After some more discussion and a bit of working with our dog, Leonard concluded that our dog needed to be rehabilitated and would be staying at Leonard’s ranch until the process is complete. He also made it clear that a major portion of the process is training for us, on how to properly interact with our dog. This was no surprise to me, as I had already pieced together that much of the problem stemmed from our behavior with our dog.


Certainly I was sad to leave our dog with Leonard, but also completely thrilled. I felt that we have a long road ahead of us, but that with Leonard’s rehabilitation with our dog and with some serious people training we will beat this issue of aggression. My commitment to this is 100%.


Leonard had our dog for 3 weeks. When we returned I noticed a new dog, very well behaved. I also noticed the bond that our dog and Leonard had formed. It was amazing and I was so eager to learn about properly handling my dog to develop a similar relationship. It was truly exciting to see.


Now, I am a relatively smart guy, I have a college degree, run my own successful company, etc. But wow, let me say, even though I have had a few dogs in my life, I really knew nothing about dogs and dog physiology. Meeting with Leonard and learning from him was a real eye opener. What really amazed me was how our dog was giving us signs but I never saw them! Having Leonard work with me and show me, we an eye opener. Also, having Leonard help me understand the perspective our my dog, was super helpful as well. I also realized that some of the concepts just do not come natural to me. My wife and older son seemed to pickup the concepts immediately, where it took me many tries and I am still working on it!


But here is some of what I learned: Some of my actions, although not intentional, have a huge impact from the dog’s perspective. For example, I loved to walk up and pet my dog on the head. However, Leonard showed me that this can be a serious issue. First, our dog may not be in the mood to be petted on the head. Second, me walking up to the dog –uninvited could be construed as threating behavior. And Third, Leonard pointed out when I pet the dog’s head, he licks his lips. Leonard showed us this is our dog telling us that he did not like this, and to not do this. Leonard indicated this is actually a form of a bite! Wow. Leonard, pointed out to me, how do I feel if I am sitting relaxed, minding my own business and Leonard walk up to me, close, and leans over me, reaching out – how do I like that, how does that make me feel? Leonard is right – it certainly can feel like threating/challenging behavior. Leonard showed me, first to have the dog come to me. Then, to pet the dog in a kind and gentle manner – soothing. Sure thing, I tried this and the dog was not threatened, no liking lips. But also, this is a process for me, during the session, I kept falling back to old habits and incorrectly addressing my dog. For me, I really need to think about how I interact with our dog.


Once we brought our dog home, and with Leonard’s guidance we have done very well with our dog. As indicated prior, I view this as a process as I seem to be a slow learner in the dog physiology department. But, I am learning and see great progress with our dog. We have had a few signs of aggression, but thinking and working through this is part of the process and Leonard will guide us through. I think in our case we will be making some return visits to Leonard for continual education.

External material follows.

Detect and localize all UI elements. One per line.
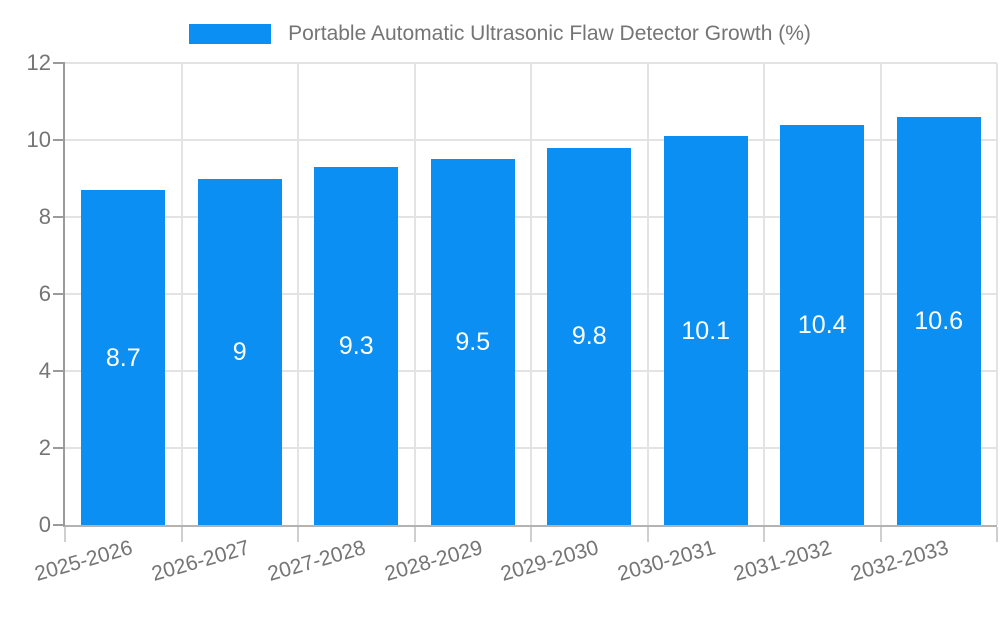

By the time we completed the initial program, we truly feel that Leonard is not only our guiding leader for our dog, but also a close friend. The entire experience had been challenging but very rewarding. I find that I have many takeaways that apply to all aspects of my life. I am and always will be grateful for Leonard’s leadership.


Final note: One area of the program we failed at, was to provide a write up of our experience in a timely manner. Leonard uses this write-up as a tool to better understand where we are in terms of our understanding of the entire process. This is an important aspect of the program and cannot be delayed. Leonard has invested a significant amount of time into our dog and us as well. In our case, Leonard has gone above and beyond to work with us and our dog. We are grateful for his efforts, and look forward to a long and enduring relationship with Leonard and our wonderful dog.